Im Zuge des europäischen Kolonialismus seit Ende des 15. Jahrhunderts wurden die bestehenden ökonomischen und gesellschaftlichen Lebensweisen in den besetzen Gebieten oftmals zerstört und durch solche ersetzt, die den europäischen Kolonisator*innen bzw. Wirtschaftsunternehmen nützten.[1] Die Jahrhunderte andauernde Ausbeutung des Südens sowie die zunehmende Privatisierung von vorherigen Gemeingütern sowie die Zerstörung kooperativer und kollektiver Strukturen auch in Europa ermöglichte den wirtschaftlichen, militärischen und politischen Aufstieg europäischer Staaten, die Industrialisierung in Europa und die globale Etablierung des europäischen Kapitalismus. Die dadurch entstandenen sozio-ökonomischen und politischen Strukturen sind bis heute die Basis für die weltweite Vormachtstellung des Globalen Nordens, aber auch für die Macht jeweiliger Eliten im Globalen Süden.

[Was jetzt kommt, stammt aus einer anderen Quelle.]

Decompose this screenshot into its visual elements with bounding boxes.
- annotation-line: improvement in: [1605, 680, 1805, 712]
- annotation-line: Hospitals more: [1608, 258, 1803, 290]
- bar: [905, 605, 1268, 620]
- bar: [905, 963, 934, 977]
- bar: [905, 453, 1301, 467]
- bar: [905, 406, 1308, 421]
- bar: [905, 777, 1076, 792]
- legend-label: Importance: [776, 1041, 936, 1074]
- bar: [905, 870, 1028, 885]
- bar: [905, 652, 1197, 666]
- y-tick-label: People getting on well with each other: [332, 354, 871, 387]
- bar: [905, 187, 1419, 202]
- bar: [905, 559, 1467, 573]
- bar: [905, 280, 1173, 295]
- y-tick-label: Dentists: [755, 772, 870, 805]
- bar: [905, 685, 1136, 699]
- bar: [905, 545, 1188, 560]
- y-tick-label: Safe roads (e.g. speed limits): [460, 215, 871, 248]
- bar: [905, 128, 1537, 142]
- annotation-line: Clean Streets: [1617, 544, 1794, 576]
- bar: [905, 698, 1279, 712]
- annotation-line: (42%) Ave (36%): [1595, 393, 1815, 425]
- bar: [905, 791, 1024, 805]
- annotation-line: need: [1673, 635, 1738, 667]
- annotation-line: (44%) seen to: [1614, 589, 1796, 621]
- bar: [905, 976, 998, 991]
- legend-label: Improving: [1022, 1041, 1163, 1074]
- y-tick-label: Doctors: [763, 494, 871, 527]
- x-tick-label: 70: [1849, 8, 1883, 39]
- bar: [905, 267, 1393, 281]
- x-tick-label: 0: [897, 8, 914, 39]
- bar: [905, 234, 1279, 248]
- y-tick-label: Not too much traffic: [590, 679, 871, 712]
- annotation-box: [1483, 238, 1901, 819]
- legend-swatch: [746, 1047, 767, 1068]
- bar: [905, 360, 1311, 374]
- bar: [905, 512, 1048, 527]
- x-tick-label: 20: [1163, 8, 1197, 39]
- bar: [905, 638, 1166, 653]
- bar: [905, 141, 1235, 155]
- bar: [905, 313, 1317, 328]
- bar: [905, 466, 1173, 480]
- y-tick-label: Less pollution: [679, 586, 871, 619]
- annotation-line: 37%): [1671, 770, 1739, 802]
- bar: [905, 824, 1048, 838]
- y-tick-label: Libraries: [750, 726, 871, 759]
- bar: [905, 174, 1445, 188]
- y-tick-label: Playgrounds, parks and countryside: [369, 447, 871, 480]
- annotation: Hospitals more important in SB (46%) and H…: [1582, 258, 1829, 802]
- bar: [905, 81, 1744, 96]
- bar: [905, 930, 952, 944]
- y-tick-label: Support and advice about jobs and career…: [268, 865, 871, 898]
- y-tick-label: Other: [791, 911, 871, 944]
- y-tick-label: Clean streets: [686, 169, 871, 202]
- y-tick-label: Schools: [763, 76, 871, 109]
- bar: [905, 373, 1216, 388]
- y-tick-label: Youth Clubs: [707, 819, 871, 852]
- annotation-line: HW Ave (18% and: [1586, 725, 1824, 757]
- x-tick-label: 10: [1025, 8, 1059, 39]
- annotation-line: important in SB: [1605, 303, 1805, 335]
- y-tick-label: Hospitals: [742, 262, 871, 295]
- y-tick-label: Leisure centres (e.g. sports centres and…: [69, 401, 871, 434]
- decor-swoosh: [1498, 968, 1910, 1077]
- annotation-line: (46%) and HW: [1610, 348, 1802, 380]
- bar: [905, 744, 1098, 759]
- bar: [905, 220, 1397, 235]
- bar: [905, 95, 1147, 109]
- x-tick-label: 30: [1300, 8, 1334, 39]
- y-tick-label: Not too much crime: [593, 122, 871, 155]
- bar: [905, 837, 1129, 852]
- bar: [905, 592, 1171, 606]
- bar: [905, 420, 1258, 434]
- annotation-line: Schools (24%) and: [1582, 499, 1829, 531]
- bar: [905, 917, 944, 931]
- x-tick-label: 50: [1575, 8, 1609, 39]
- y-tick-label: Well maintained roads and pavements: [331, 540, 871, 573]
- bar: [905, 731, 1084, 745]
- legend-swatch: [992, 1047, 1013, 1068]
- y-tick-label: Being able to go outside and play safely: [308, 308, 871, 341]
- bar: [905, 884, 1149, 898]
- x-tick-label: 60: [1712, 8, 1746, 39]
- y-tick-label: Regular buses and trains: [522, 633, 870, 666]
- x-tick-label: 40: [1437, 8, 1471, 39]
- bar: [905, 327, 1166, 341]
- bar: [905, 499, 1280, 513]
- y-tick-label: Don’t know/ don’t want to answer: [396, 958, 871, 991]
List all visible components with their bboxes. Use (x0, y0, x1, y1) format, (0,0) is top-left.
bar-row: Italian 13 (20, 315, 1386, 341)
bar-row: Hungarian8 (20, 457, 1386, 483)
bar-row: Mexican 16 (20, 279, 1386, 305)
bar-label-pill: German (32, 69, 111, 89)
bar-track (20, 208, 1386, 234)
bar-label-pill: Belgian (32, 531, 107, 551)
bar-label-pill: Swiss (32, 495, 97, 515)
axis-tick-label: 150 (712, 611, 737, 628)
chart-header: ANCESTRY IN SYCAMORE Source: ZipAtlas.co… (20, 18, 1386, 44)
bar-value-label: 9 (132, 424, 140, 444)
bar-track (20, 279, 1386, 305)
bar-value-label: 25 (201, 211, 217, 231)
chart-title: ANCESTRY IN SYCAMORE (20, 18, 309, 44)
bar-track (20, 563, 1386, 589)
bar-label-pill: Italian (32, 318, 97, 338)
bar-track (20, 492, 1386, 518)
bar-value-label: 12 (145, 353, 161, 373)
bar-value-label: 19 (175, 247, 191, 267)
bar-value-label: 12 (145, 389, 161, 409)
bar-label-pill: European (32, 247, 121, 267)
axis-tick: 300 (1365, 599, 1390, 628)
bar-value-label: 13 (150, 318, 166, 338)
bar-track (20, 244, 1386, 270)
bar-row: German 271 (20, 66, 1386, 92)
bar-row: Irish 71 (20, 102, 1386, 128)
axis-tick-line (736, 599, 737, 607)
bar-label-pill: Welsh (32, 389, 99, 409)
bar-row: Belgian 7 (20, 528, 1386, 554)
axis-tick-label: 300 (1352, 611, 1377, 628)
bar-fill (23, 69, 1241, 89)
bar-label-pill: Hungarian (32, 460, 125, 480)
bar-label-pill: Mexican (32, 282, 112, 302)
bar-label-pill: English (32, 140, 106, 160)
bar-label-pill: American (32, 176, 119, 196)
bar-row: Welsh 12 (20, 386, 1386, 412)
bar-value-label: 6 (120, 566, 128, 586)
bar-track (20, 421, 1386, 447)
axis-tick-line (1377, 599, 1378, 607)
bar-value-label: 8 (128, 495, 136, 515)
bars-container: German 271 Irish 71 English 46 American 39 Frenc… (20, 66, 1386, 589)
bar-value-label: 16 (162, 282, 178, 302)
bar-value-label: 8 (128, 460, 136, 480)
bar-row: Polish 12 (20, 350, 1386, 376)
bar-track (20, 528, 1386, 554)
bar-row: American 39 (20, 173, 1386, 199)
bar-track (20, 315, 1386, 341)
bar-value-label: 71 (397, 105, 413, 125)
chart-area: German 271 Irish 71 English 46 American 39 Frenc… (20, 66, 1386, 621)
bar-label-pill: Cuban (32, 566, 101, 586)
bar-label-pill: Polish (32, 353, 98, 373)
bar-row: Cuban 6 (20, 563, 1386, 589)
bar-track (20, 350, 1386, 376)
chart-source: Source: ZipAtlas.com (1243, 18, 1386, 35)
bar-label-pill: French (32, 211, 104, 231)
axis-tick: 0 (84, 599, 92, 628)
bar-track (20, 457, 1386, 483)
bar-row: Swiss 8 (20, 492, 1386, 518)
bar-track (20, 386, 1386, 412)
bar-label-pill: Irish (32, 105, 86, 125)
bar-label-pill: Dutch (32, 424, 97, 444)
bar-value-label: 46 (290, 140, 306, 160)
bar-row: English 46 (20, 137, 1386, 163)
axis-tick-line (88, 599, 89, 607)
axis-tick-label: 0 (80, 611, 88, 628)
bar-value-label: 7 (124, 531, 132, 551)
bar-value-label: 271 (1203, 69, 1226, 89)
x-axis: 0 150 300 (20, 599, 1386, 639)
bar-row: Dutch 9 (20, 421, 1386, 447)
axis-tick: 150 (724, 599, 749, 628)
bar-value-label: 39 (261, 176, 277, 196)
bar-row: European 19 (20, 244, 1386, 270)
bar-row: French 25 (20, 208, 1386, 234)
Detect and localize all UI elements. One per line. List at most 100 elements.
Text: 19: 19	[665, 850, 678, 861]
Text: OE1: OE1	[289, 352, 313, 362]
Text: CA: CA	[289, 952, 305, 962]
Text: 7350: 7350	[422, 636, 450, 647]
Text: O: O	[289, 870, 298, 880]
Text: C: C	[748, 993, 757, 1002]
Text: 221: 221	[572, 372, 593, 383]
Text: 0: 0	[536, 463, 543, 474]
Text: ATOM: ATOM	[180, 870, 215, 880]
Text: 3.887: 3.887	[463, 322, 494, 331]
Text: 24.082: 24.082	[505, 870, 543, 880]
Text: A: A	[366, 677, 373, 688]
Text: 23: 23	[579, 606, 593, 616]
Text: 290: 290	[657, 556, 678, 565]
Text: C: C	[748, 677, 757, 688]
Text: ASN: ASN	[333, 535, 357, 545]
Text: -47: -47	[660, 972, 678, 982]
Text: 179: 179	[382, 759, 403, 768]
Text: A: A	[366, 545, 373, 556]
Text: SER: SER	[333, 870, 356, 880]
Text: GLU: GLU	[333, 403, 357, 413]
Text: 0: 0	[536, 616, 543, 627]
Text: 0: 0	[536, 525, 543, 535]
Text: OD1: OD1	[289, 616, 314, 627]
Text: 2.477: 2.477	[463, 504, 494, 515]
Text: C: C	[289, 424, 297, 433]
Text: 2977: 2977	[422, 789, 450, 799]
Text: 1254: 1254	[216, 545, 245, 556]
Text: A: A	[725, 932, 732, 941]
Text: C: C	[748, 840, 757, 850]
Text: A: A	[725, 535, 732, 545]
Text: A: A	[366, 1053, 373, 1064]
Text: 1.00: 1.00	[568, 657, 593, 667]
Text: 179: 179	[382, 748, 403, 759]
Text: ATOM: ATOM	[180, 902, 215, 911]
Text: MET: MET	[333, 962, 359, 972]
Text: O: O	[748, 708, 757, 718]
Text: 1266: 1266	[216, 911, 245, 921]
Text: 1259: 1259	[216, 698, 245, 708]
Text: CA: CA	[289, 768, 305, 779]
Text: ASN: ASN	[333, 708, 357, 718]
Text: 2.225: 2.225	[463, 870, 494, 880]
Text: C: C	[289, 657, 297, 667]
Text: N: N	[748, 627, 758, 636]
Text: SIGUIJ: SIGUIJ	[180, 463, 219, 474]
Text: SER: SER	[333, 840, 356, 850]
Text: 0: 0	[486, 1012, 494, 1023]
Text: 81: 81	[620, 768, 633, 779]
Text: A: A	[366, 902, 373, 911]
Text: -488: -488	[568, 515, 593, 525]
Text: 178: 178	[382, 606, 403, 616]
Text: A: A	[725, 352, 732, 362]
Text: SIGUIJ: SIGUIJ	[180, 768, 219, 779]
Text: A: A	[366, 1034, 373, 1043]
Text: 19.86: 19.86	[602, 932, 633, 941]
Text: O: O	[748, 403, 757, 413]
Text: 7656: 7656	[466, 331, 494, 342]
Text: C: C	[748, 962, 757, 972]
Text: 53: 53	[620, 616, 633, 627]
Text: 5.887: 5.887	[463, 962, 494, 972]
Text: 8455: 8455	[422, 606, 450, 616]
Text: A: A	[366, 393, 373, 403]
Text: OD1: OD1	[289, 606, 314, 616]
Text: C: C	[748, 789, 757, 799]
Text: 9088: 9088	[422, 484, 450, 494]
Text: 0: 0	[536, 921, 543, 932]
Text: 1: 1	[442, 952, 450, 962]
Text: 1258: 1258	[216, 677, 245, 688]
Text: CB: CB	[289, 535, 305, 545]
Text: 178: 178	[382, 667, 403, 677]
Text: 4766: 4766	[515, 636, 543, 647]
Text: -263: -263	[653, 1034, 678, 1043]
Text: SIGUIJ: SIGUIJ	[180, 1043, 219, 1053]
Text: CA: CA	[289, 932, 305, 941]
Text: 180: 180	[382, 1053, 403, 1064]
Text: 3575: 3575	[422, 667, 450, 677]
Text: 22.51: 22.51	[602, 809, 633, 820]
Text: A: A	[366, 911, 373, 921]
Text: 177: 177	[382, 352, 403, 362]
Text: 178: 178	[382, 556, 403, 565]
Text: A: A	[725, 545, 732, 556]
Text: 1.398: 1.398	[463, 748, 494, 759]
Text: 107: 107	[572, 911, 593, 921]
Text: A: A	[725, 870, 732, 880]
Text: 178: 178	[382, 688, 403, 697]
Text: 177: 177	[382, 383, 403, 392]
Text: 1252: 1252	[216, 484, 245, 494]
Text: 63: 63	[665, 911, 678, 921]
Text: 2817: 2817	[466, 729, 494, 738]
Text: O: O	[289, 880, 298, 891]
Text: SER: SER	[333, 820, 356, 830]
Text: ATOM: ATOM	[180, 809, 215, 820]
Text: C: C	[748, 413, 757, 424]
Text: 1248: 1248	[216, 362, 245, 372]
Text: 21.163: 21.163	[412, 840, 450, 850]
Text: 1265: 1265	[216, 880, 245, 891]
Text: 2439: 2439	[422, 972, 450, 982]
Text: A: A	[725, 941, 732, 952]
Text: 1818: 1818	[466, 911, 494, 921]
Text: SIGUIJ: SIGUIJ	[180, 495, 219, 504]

Nach dem anfänglichen Raub von Ressourcen und der Verschleppung und Versklavung von Menschen aus dem Globalen Süden wurden nach und nach die Ökonomien und Gesellschaften in den Amerikas, Afrika, Asien und Australien nach den Bedürfnissen Europas ausgerichtet. Beispielsweise wurden Monokulturen eingeführt, so dass seither wenige Rohstoffe oder Agrarprodukte das gesamte Wirtschaftswesen dominierten. Das bedeutet, dass viele Länder langfristig vom An-/Abbau eines Produkts, das für die Bewohner*innen keinen direkten Nutzen hatte und hat, sowie von dessen Nachfrage und Abnahme durch Konzerne und Konsument*innen aus dem Norden abhängig wurden [Link zu „Kolonialwarenläden“].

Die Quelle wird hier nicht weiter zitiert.